Connectors
This page describes how to use connectors in PyFlink and highlights the details to be aware of when using Flink connectors in Python programs.
- Download connector and format jars
- How to use connectors
- Predefined Sources and Sinks
- User-defined sources & sinks
Note For general connector information and common configuration, please refer to the corresponding Java/Scala documentation.
Download connector and format jars
Since Flink is a Java/Scala-based project, for both connectors and formats, implementations are available as jars that need to be specified as job dependencies.
table_env.get_config().get_configuration().set_string("pipeline.jars", "file:///my/jar/path/connector.jar;file:///my/jar/path/json.jar")
How to use connectors
In PyFink’s Table API, DDL is the recommended way to define sources and sinks, executed via the execute_sql()
method on the TableEnvironment
. This makes the table available for use by the application.
source_ddl = """
CREATE TABLE source_table(
a VARCHAR,
b INT
) WITH (
'connector' = 'kafka',
'topic' = 'source_topic',
'properties.bootstrap.servers' = 'kafka:9092',
'properties.group.id' = 'test_3',
'scan.startup.mode' = 'latest-offset',
'format' = 'json'
)
"""
sink_ddl = """
CREATE TABLE sink_table(
a VARCHAR
) WITH (
'connector' = 'kafka',
'topic' = 'sink_topic',
'properties.bootstrap.servers' = 'kafka:9092',
'format' = 'json'
)
"""
t_env.execute_sql(source_ddl)
t_env.execute_sql(sink_ddl)
t_env.sql_query("SELECT a FROM source_table") \
.execute_insert("sink_table").wait()
Below is a complete example of how to use a Kafka source/sink and the JSON format in PyFlink.
from pyflink.datastream import StreamExecutionEnvironment, TimeCharacteristic
from pyflink.table import StreamTableEnvironment, EnvironmentSettings
def log_processing():
env = StreamExecutionEnvironment.get_execution_environment()
env_settings = EnvironmentSettings.Builder().use_blink_planner().build()
t_env = StreamTableEnvironment.create(stream_execution_environment=env, environment_settings=env_settings)
# specify connector and format jars
t_env.get_config().get_configuration().set_string("pipeline.jars", "file:///my/jar/path/connector.jar;file:///my/jar/path/json.jar")
source_ddl = """
CREATE TABLE source_table(
a VARCHAR,
b INT
) WITH (
'connector' = 'kafka',
'topic' = 'source_topic',
'properties.bootstrap.servers' = 'kafka:9092',
'properties.group.id' = 'test_3',
'scan.startup.mode' = 'latest-offset',
'format' = 'json'
)
"""
sink_ddl = """
CREATE TABLE sink_table(
a VARCHAR
) WITH (
'connector' = 'kafka',
'topic' = 'sink_topic',
'properties.bootstrap.servers' = 'kafka:9092',
'format' = 'json'
)
"""
t_env.execute_sql(source_ddl)
t_env.execute_sql(sink_ddl)
t_env.sql_query("SELECT a FROM source_table") \
.execute_insert("sink_table").wait()
if __name__ == '__main__':
log_processing()
Predefined Sources and Sinks
Some data sources and sinks are built into Flink and are available out-of-the-box.

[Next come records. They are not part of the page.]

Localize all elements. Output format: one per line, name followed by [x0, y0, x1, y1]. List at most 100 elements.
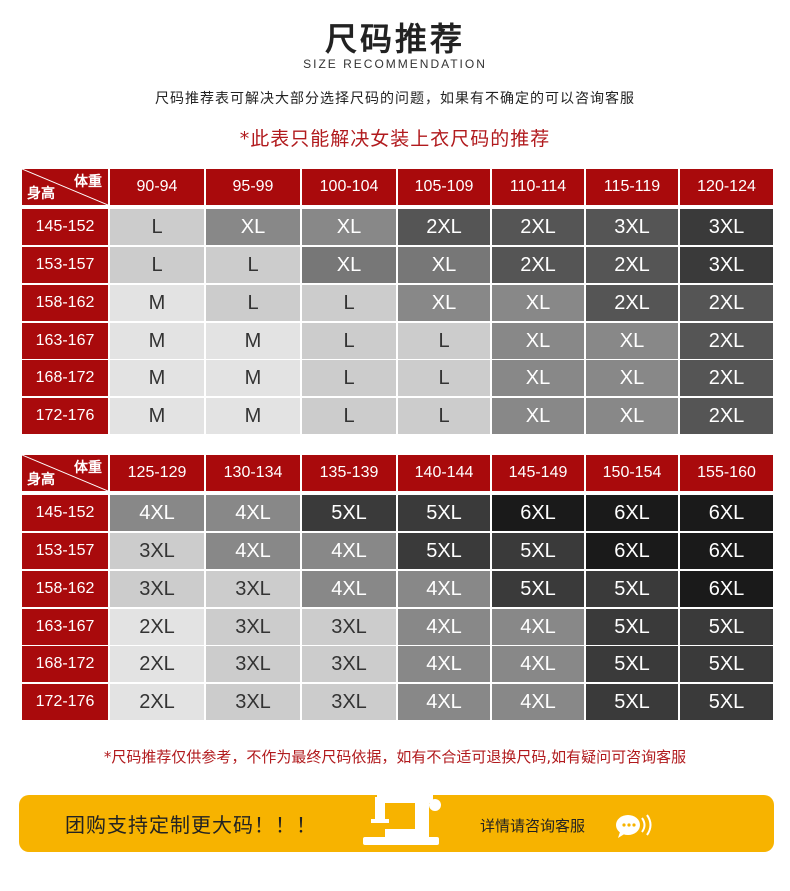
chat-bubble-icon[interactable]	[614, 812, 656, 842]
size-cell: XL	[586, 398, 678, 434]
size-table-2: 体重 身高 125-129 130-134 135-139 140-144 145-149 1…	[22, 455, 773, 720]
size-cell: XL	[586, 323, 678, 359]
weight-header: 135-139	[302, 455, 396, 491]
page-title: 尺码推荐	[324, 20, 465, 58]
height-header: 168-172	[22, 360, 108, 396]
custom-size-banner[interactable]: 团购支持定制更大码！！！ 详情请咨询客服	[19, 791, 774, 852]
table-row: 172-176 M M L L XL XL 2XL	[22, 398, 773, 434]
table-row: 145-152 L XL XL 2XL 2XL 3XL 3XL	[22, 209, 773, 245]
banner-left-text: 团购支持定制更大码！！！	[65, 813, 317, 837]
weight-header: 95-99	[206, 169, 300, 205]
size-cell: 3XL	[206, 609, 300, 645]
size-cell: 4XL	[206, 495, 300, 531]
weight-header: 110-114	[492, 169, 584, 205]
size-table-1: 体重 身高 90-94 95-99 100-104 105-109 110-114 115-1…	[22, 169, 773, 434]
size-cell: 5XL	[398, 533, 490, 569]
size-cell: L	[398, 398, 490, 434]
table-header-row: 体重 身高 125-129 130-134 135-139 140-144 145-149 1…	[22, 455, 773, 491]
size-cell: 6XL	[586, 495, 678, 531]
size-cell: 2XL	[110, 646, 204, 682]
height-header: 163-167	[22, 609, 108, 645]
size-cell: M	[206, 323, 300, 359]
size-cell: 5XL	[680, 609, 773, 645]
size-cell: 2XL	[680, 323, 773, 359]
size-cell: L	[206, 247, 300, 283]
weight-header: 125-129	[110, 455, 204, 491]
size-cell: 3XL	[586, 209, 678, 245]
size-cell: 2XL	[492, 247, 584, 283]
height-header: 145-152	[22, 209, 108, 245]
weight-header: 155-160	[680, 455, 773, 491]
size-cell: 2XL	[586, 247, 678, 283]
size-cell: XL	[398, 247, 490, 283]
height-header: 153-157	[22, 247, 108, 283]
corner-weight-label: 体重	[74, 173, 102, 189]
page-description: 尺码推荐表可解决大部分选择尺码的问题，如果有不确定的可以咨询客服	[155, 91, 635, 107]
sewing-machine-icon	[355, 789, 447, 855]
size-cell: L	[110, 209, 204, 245]
size-cell: M	[110, 323, 204, 359]
size-cell: 2XL	[680, 398, 773, 434]
table-row: 158-162 3XL 3XL 4XL 4XL 5XL 5XL 6XL	[22, 571, 773, 607]
size-cell: 2XL	[492, 209, 584, 245]
table-corner: 体重身高	[22, 455, 108, 491]
size-cell: 2XL	[586, 285, 678, 321]
table-row: 158-162 M L L XL XL 2XL 2XL	[22, 285, 773, 321]
weight-header: 105-109	[398, 169, 490, 205]
corner-height-label: 身高	[27, 471, 55, 487]
size-cell: XL	[492, 323, 584, 359]
weight-header: 130-134	[206, 455, 300, 491]
size-cell: M	[206, 360, 300, 396]
size-cell: 4XL	[398, 571, 490, 607]
size-cell: 4XL	[492, 684, 584, 720]
height-header: 172-176	[22, 684, 108, 720]
size-cell: 3XL	[680, 247, 773, 283]
size-cell: 2XL	[110, 684, 204, 720]
size-cell: L	[398, 323, 490, 359]
size-cell: L	[206, 285, 300, 321]
size-cell: 3XL	[680, 209, 773, 245]
size-cell: XL	[206, 209, 300, 245]
size-cell: 3XL	[302, 684, 396, 720]
table-row: 163-167 2XL 3XL 3XL 4XL 4XL 5XL 5XL	[22, 609, 773, 645]
size-cell: 6XL	[586, 533, 678, 569]
table-row: 168-172 2XL 3XL 3XL 4XL 4XL 5XL 5XL	[22, 646, 773, 682]
height-header: 145-152	[22, 495, 108, 531]
size-cell: 5XL	[680, 646, 773, 682]
size-cell: 5XL	[586, 571, 678, 607]
height-header: 158-162	[22, 571, 108, 607]
size-cell: L	[398, 360, 490, 396]
table-header-row: 体重 身高 90-94 95-99 100-104 105-109 110-114 115-1…	[22, 169, 773, 205]
weight-header: 120-124	[680, 169, 773, 205]
weight-header: 100-104	[302, 169, 396, 205]
weight-header: 140-144	[398, 455, 490, 491]
size-cell: 5XL	[586, 609, 678, 645]
weight-header: 150-154	[586, 455, 678, 491]
table-row: 153-157 L L XL XL 2XL 2XL 3XL	[22, 247, 773, 283]
size-cell: 6XL	[492, 495, 584, 531]
size-cell: 4XL	[398, 684, 490, 720]
size-cell: 2XL	[680, 360, 773, 396]
size-cell: 5XL	[302, 495, 396, 531]
size-cell: L	[110, 247, 204, 283]
size-cell: 6XL	[680, 533, 773, 569]
size-cell: 5XL	[586, 646, 678, 682]
height-header: 163-167	[22, 323, 108, 359]
table-row: 172-176 2XL 3XL 3XL 4XL 4XL 5XL 5XL	[22, 684, 773, 720]
size-cell: XL	[492, 285, 584, 321]
size-cell: 2XL	[680, 285, 773, 321]
corner-weight-label: 体重	[74, 459, 102, 475]
size-cell: 4XL	[398, 646, 490, 682]
size-cell: M	[110, 398, 204, 434]
table-row: 153-157 3XL 4XL 4XL 5XL 5XL 6XL 6XL	[22, 533, 773, 569]
size-cell: L	[302, 323, 396, 359]
weight-header: 145-149	[492, 455, 584, 491]
page-subtitle: SIZE RECOMMENDATION	[303, 57, 487, 71]
size-cell: 5XL	[492, 533, 584, 569]
size-cell: 6XL	[680, 571, 773, 607]
size-cell: L	[302, 360, 396, 396]
height-header: 168-172	[22, 646, 108, 682]
size-cell: 4XL	[110, 495, 204, 531]
size-cell: 4XL	[302, 533, 396, 569]
size-cell: 5XL	[586, 684, 678, 720]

These predefined data sources include reading from Pandas DataFrame, or ingesting data from collections. The predefined data sinks support writing to Pandas DataFrame.
from/to Pandas
PyFlink Tables support conversion to and from Pandas DataFrame.
import pandas as pd
import numpy as np
# Create a PyFlink Table
pdf = pd.DataFrame(np.random.rand(1000, 2))
table = t_env.from_pandas(pdf, ["a", "b"]).filter("a > 0.5")
# Convert the PyFlink Table to a Pandas DataFrame
pdf = table.to_pandas()
from_elements()
from_elements()
is used to create a table from a collection of elements. The element types must be acceptable atomic types or acceptable composite types.
table_env.from_elements([(1, 'Hi'), (2, 'Hello')])
# use the second parameter to specify custom field names
table_env.from_elements([(1, 'Hi'), (2, 'Hello')], ['a', 'b'])
# use the second parameter to specify a custom table schema
table_env.from_elements([(1, 'Hi'), (2, 'Hello')],
DataTypes.ROW([DataTypes.FIELD("a", DataTypes.INT()),
DataTypes.FIELD("b", DataTypes.STRING())]))
The above query returns a Table like:
+----+-------+
| a | b |
+====+=======+
| 1 | Hi |
+----+-------+
| 2 | Hello |
+----+-------+
User-defined sources & sinks
In some cases, you may want to define custom sources and sinks. Currently, sources and sinks must be implemented in Java/Scala, but you can define a TableFactory
to support their use via DDL. More details can be found in the Java/Scala documentation.